Two weeks ago, I woke up around 4am to discover my water had broken. I had just finished my last day of work the day before and I was looking forward to attending the COETAIL start-up weekend that very morning with Dana Watts; however my plans had apparently changed.
That evening on September 21st, at 8:03pm, I welcomed William Dakota Blair into the world, a beautiful healthy boy. And since that day my thoughts have revolved around him; what is he thinking, what will he grow up to be, what kind of world will he live in, what kind of technologies will he be using in the classroom and in his daily life, how can I best prepare him for this ever changing world…
So as I start on my journey into parenthood, I also start on my COETAIL adventure. Exploring new technologies, new ways of teaching, and discovering better ways to communicate, collaborate and create all while learning how to change diapers, this is no doubt going to be an exciting time.

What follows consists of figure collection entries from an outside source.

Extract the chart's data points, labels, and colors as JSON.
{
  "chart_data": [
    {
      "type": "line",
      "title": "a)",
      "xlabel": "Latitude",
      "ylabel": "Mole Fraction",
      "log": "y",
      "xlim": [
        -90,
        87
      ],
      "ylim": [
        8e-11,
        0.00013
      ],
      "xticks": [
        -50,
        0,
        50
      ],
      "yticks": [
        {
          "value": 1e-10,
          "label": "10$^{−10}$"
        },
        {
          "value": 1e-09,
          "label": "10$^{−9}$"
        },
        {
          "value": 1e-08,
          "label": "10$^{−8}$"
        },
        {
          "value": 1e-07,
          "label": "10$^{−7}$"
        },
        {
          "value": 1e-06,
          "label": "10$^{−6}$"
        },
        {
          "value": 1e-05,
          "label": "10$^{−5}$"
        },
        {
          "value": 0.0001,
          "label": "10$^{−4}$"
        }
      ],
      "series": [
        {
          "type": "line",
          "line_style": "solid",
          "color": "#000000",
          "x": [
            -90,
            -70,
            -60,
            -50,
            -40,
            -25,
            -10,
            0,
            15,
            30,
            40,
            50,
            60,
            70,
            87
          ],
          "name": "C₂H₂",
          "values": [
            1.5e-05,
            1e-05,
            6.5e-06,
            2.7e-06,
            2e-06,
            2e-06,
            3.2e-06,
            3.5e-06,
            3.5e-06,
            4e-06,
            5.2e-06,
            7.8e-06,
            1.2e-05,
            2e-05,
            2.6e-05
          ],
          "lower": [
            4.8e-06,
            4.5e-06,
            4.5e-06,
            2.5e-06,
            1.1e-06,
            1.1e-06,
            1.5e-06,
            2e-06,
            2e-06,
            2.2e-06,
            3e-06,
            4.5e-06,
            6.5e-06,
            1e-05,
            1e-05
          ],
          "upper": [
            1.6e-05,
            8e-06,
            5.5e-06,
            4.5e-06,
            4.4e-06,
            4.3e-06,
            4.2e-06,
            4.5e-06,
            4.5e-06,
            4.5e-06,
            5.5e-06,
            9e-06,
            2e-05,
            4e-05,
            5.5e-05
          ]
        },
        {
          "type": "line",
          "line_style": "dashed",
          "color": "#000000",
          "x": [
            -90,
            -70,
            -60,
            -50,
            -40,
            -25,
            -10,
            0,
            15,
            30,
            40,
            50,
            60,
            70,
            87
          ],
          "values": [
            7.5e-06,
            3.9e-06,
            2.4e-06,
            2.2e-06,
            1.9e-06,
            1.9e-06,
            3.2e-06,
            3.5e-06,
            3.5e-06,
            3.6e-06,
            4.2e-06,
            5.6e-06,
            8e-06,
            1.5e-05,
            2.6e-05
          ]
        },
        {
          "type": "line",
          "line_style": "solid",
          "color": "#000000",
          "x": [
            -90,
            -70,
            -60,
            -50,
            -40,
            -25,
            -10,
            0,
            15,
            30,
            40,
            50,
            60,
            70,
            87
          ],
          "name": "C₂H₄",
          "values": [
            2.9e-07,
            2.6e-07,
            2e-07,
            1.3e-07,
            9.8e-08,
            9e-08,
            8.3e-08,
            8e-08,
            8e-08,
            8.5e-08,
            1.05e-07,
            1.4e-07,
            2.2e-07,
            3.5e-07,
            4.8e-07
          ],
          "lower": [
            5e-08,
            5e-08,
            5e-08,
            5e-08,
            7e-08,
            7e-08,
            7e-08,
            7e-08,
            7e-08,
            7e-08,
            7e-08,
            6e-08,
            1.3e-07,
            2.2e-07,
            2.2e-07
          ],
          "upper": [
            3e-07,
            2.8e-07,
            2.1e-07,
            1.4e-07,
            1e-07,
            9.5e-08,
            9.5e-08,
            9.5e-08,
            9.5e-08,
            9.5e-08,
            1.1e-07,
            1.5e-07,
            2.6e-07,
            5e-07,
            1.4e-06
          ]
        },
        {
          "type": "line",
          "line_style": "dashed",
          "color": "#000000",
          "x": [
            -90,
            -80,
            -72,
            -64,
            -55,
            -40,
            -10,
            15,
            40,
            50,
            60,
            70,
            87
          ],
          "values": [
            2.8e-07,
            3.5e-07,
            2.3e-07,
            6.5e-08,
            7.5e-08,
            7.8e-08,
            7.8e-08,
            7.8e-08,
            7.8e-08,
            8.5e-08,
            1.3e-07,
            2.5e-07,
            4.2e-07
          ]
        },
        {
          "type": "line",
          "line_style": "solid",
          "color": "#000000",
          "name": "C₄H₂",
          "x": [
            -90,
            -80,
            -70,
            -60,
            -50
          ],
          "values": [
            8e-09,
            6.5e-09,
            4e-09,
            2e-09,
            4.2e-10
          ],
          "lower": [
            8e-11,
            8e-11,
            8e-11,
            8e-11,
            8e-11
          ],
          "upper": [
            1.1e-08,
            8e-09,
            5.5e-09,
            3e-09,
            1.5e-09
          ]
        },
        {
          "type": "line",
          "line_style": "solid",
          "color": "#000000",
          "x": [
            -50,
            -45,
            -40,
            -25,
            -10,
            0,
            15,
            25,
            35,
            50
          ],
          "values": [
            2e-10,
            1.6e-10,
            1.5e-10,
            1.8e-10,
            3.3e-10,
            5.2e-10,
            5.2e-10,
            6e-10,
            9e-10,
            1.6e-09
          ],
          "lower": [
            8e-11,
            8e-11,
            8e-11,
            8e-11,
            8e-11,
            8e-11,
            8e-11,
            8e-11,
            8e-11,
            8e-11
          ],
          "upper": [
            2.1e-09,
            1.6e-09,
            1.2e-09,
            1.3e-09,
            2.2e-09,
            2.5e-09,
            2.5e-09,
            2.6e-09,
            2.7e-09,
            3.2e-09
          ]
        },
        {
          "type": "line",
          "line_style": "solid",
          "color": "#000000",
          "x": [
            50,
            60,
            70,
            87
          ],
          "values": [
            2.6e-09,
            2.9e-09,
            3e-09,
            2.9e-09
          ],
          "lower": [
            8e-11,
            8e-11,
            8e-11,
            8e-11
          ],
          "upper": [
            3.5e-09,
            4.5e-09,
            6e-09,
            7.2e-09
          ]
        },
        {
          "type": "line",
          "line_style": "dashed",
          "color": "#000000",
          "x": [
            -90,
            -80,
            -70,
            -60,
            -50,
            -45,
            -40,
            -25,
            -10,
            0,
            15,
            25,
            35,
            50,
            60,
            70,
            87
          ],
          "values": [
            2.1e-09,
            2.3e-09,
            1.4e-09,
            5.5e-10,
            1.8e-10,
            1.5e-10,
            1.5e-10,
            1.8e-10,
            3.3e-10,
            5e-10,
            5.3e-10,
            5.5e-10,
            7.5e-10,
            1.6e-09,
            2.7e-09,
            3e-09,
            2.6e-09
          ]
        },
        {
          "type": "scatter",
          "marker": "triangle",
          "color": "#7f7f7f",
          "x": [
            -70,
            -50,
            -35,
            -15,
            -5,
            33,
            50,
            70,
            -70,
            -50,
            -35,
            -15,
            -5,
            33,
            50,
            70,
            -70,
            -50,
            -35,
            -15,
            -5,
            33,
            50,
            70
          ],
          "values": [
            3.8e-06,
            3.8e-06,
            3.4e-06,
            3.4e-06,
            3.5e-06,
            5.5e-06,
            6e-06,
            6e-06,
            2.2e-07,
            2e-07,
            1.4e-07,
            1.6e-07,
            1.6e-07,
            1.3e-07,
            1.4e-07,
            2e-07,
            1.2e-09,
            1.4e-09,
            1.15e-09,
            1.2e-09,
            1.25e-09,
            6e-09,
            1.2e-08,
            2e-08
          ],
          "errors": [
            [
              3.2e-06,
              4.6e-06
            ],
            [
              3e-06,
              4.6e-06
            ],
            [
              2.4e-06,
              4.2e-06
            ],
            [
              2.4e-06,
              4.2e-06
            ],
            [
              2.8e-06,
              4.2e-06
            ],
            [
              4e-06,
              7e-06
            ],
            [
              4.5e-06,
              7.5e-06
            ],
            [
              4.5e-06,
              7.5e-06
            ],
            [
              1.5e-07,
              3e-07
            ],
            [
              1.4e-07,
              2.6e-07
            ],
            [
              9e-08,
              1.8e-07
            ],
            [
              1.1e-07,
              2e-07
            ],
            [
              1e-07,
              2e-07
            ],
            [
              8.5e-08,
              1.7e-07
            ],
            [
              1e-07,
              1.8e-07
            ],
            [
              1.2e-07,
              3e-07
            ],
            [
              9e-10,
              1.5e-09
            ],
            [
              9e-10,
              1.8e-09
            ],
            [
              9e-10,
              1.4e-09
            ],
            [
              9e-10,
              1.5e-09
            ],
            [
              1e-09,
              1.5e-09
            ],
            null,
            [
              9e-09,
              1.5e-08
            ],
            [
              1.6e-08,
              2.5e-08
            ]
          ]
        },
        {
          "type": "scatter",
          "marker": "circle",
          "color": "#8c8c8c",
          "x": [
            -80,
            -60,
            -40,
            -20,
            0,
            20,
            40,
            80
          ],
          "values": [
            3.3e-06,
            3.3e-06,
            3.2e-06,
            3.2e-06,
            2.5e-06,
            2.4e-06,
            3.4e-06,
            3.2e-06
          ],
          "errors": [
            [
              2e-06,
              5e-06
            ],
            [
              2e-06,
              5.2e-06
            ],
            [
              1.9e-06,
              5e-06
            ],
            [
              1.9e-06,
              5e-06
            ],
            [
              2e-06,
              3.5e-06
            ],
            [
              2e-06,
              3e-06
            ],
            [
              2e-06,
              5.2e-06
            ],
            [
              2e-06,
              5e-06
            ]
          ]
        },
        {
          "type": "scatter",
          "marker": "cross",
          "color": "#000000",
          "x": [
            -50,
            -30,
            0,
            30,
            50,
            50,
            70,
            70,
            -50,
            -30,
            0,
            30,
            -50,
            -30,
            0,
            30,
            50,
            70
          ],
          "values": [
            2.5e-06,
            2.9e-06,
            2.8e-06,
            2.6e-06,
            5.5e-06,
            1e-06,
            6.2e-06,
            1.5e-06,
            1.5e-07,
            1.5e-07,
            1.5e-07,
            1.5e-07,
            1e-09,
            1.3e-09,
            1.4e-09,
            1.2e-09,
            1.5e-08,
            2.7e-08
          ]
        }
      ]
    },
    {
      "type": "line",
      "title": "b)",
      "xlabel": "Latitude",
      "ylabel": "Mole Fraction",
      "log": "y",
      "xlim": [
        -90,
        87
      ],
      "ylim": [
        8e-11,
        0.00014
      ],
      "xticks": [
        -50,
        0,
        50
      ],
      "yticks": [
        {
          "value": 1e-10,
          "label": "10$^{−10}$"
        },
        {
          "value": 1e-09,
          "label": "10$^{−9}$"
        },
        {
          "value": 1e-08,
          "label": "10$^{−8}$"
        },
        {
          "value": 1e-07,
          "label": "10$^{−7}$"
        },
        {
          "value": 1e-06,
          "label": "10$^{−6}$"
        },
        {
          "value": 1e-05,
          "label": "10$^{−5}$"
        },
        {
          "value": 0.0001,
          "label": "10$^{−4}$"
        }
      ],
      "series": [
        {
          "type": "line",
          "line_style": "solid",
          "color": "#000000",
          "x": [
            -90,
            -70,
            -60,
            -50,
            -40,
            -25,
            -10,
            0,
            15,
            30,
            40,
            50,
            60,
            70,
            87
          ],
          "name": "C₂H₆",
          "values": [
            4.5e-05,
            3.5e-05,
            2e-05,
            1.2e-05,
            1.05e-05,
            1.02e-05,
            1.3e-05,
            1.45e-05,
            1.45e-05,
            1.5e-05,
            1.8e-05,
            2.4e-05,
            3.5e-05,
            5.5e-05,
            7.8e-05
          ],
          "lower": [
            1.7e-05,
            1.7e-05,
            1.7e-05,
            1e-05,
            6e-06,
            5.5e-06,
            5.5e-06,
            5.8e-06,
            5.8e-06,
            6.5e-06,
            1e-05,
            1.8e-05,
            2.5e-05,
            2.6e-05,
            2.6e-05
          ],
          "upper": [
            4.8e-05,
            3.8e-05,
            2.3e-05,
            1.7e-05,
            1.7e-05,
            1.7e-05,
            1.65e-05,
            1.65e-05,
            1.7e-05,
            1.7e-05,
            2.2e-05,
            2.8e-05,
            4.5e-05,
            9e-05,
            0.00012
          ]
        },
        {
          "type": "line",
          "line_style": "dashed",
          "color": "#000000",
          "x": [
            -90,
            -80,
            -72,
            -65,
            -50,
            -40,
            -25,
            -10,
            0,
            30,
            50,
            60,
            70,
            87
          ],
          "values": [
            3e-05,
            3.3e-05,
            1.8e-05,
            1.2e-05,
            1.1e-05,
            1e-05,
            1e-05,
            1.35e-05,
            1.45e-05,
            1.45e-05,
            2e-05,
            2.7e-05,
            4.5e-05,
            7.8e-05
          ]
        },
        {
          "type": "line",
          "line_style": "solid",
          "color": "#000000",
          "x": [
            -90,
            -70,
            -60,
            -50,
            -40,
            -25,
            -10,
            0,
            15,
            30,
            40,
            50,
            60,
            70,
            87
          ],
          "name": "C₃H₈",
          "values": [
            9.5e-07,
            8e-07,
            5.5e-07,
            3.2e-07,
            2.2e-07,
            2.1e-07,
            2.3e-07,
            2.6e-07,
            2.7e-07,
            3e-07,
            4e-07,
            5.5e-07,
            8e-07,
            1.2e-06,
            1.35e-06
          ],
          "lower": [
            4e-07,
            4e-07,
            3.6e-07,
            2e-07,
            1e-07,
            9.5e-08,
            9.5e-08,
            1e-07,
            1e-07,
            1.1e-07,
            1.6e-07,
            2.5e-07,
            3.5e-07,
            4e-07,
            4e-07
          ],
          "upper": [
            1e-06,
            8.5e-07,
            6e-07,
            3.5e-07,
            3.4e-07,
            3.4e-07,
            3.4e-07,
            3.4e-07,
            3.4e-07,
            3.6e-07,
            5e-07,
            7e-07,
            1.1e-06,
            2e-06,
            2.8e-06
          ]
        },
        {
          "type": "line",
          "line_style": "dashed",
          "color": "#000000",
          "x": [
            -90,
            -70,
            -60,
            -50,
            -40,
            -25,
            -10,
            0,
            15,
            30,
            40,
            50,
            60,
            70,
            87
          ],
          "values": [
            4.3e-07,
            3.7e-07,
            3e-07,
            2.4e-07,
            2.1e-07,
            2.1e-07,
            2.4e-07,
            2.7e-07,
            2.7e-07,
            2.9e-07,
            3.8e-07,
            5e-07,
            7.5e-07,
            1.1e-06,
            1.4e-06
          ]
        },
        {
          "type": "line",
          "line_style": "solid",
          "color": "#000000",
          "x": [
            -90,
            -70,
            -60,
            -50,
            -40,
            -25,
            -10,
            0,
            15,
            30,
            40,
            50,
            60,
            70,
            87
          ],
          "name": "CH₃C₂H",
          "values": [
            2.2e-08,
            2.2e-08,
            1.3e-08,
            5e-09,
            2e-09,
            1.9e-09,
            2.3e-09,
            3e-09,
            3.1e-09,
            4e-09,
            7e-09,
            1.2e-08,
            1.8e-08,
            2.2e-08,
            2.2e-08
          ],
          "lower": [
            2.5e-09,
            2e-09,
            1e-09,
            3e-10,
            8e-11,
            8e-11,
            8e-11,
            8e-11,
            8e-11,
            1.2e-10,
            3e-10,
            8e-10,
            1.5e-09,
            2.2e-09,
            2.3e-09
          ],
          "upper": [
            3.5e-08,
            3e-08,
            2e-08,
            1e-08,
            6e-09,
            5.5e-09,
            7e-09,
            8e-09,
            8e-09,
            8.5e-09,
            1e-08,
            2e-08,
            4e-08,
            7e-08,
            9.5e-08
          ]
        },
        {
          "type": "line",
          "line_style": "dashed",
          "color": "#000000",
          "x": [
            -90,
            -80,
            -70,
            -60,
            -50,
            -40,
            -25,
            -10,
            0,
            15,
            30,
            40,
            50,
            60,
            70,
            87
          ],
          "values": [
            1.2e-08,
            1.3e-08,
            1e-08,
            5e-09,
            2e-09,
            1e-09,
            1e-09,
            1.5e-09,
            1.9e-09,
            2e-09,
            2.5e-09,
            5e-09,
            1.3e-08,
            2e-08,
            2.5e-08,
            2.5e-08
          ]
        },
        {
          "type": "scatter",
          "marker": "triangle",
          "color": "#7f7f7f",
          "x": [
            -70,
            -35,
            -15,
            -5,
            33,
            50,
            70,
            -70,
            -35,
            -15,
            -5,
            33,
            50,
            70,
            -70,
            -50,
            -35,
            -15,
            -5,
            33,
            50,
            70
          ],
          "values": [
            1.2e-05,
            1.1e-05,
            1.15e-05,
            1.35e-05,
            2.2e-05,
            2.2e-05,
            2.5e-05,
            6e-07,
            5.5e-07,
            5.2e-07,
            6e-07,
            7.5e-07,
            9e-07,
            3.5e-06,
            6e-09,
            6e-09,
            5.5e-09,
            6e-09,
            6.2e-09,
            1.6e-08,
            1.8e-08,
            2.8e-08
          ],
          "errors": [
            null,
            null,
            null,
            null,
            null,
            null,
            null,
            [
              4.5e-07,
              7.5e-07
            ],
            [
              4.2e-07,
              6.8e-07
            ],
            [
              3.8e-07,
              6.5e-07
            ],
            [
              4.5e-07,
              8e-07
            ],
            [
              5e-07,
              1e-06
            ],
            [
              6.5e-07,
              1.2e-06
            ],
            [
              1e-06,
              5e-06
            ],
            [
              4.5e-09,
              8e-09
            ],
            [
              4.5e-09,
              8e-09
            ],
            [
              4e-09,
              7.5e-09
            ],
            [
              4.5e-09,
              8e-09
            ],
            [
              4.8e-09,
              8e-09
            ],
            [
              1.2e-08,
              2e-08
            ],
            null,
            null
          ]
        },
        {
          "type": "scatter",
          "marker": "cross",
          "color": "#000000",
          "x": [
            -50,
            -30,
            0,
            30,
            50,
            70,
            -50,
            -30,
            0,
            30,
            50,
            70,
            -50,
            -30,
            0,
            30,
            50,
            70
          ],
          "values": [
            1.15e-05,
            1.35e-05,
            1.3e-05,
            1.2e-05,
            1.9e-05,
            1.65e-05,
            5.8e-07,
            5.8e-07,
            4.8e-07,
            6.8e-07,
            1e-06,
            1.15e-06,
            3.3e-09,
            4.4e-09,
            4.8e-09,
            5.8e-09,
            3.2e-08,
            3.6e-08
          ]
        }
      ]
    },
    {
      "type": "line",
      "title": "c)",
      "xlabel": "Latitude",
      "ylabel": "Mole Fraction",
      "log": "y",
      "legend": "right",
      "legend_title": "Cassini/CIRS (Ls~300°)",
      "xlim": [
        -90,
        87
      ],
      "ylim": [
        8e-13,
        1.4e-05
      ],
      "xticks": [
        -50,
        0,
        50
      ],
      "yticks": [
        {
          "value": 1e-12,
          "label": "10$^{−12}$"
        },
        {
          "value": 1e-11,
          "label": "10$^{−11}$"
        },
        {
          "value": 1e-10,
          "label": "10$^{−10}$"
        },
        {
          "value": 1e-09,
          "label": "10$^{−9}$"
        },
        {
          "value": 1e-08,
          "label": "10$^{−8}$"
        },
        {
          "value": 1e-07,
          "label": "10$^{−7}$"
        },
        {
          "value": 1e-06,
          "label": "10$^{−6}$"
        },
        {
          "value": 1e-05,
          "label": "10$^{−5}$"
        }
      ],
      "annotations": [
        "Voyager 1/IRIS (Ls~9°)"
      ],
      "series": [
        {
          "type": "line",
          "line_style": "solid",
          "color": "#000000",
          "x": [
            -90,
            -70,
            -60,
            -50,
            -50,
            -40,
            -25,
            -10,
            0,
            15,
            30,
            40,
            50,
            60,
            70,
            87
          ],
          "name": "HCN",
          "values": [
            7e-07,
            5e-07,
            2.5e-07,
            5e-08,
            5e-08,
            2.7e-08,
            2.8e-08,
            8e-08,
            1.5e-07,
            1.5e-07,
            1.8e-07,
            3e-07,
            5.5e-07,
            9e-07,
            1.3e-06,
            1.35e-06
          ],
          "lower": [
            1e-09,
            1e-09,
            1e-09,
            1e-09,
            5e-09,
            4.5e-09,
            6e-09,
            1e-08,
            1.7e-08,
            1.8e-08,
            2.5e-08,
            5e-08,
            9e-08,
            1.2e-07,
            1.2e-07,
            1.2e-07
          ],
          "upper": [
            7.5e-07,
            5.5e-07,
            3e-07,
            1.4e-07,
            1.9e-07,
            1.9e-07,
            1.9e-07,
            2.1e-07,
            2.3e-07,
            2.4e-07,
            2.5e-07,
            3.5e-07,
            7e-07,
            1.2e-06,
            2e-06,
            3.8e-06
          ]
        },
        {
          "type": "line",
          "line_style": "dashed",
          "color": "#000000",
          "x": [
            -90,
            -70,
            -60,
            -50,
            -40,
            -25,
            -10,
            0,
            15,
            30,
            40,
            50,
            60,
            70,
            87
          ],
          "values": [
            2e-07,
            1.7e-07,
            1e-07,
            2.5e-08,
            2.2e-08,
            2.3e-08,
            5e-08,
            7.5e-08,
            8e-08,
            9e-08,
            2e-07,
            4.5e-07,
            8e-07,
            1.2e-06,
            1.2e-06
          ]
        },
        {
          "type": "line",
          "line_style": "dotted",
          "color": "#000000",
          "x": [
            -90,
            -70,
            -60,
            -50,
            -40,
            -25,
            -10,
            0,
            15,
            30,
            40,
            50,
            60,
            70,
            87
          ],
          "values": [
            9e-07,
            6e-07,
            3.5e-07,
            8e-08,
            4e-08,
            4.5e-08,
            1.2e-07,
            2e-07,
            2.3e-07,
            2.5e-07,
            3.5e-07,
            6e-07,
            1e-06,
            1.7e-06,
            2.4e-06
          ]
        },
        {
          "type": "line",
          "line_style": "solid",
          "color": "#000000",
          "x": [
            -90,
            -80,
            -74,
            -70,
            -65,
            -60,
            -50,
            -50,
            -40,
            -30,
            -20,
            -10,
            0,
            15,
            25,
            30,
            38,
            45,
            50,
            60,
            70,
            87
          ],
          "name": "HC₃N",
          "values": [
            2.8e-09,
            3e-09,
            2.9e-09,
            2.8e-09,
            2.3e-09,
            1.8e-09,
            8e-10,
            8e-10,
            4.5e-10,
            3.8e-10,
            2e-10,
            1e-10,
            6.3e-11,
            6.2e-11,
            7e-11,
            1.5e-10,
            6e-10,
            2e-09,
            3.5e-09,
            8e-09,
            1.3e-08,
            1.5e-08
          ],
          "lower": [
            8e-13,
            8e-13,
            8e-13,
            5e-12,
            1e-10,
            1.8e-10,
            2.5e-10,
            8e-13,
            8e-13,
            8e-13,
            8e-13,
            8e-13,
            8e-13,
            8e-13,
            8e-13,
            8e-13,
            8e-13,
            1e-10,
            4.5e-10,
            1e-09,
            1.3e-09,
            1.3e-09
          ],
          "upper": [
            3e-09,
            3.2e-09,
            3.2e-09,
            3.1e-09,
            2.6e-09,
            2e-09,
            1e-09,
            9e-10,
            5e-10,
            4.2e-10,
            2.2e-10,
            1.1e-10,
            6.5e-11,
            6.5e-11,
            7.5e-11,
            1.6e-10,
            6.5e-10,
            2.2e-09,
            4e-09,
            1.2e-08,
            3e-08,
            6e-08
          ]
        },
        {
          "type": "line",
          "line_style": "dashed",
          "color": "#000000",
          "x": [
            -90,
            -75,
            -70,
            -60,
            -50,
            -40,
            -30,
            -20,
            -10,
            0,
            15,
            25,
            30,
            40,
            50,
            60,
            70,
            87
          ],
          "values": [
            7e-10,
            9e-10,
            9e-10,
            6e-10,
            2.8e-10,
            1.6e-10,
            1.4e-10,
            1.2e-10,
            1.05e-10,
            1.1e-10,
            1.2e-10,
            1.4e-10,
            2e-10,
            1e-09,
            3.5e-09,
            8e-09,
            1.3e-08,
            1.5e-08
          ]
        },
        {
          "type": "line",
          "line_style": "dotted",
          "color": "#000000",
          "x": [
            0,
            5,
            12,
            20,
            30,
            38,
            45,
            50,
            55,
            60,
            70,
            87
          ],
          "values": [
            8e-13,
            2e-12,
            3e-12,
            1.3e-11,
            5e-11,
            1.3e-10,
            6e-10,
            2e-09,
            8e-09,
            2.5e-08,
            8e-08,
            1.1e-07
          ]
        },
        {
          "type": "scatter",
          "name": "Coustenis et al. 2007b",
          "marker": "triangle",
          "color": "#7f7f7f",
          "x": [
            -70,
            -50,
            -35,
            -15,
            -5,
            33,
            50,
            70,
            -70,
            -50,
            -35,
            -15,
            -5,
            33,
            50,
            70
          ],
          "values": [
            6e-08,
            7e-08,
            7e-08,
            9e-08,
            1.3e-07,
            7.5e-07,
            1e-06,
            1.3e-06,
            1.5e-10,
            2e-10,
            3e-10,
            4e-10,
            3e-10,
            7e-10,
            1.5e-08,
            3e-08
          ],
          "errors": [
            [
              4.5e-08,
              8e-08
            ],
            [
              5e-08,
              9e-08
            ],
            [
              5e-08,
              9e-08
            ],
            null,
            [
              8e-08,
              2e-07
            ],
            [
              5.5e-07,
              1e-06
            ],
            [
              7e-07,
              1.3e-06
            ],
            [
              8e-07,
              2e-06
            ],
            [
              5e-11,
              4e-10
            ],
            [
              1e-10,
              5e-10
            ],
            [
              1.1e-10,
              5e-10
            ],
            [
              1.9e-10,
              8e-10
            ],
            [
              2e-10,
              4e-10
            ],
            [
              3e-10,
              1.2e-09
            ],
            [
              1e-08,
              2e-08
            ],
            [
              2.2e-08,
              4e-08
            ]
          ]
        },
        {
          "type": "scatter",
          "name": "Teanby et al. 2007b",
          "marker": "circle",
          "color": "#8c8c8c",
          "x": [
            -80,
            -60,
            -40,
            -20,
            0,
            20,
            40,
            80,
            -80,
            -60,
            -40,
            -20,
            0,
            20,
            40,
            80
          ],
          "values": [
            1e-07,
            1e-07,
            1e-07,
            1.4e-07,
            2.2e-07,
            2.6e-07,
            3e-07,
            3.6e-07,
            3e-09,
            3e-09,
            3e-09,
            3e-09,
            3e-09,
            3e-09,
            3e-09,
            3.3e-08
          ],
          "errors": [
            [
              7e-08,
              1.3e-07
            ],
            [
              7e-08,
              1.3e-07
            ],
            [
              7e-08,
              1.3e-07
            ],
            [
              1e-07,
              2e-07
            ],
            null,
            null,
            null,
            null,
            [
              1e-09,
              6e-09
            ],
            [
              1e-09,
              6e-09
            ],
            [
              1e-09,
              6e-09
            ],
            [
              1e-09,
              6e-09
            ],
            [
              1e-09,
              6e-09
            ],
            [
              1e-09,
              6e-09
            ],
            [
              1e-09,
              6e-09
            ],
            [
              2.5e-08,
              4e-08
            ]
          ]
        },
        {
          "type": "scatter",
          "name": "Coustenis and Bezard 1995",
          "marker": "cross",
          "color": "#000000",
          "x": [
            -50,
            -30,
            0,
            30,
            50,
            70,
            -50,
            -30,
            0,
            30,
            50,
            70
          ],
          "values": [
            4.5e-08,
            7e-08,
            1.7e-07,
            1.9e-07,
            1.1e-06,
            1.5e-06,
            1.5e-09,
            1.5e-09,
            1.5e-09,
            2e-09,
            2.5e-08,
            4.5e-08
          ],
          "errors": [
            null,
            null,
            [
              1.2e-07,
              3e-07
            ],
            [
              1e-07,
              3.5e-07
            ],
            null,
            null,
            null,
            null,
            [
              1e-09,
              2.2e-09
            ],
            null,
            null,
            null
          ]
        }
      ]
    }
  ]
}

The readings for this week [New] Bloom’s Taxonomy Digitally by Andrew Churches, Connectivism: A Learning Theory for the Digital Age by George Siemens, and Living and Learning with New Media: Summary of Findings from the Digital Youth Project – “Messing Around” pg. 20 – 28 drive home one unifying message; technology is transforming the way we learn whether we like it or not. Like Jeff Utecht mentions in his book Reach “No longer are there consumers and producers. We have all become prosumers. Creating knowledge as we consume.” Teaching ourselves things by “Messing Around online.”
I really relate with this excerpt from Living and Learning with New Media: Summary of Findings from the Digital Youth Project – “Messing Around” pg. 24
“Basically, I had to self-teach myself, even though I was going to school for digital media . . . school’s more valuable for me to have . . . a time frame where I could learn on my own.” Similarly, Allison, a 15-year-old white girl from Georgia, describes how she learned to use video tools:
Trial and error, I guess. It’s like any—whenever I learn anything with computers, I’ve taught myself how to use computers, and I consider myself very knowledgeable about them, but I just—I learn everything on my own, just figure it out, and the same with cameras. It’s like a cell phone. I just figure out how to do it, and it’s pretty quick and easy” (Patricia Lange, YouTube and Video Bloggers).
because this is exactly how I learn new technologies. I figure them out, read up and research about them and then start using them. Most everything you could ever want to know is already online, it’s just finding that information, understanding it and trying it out for yourself. Most of the knowledge I have gained as a technology integrator has been from searching the web, reading blogs, forums and help files and spending some time experimenting with the new tools. Kids are doing this already. If you show them how to search and evaluate information, most other things they can figure out by themselves.
The teacher needs to step back and become more of a facilitator than an information resource. The article Connectivism: A Learning Theory for the Digital Age by George Siemens talks about the “Rapidly diminishing knowledge life.” In other words “Half of what is known today was not known 10 years ago. The amount of knowledge in the world has doubled in the past 10 years and is doubling every 18 months” and there is no possible way to keep up with all this information. In my opinion, the best way to stay current as a teacher is to stay abreast of new technologies, and new ways of finding and searching information so that you can pass these valuable skills to your students.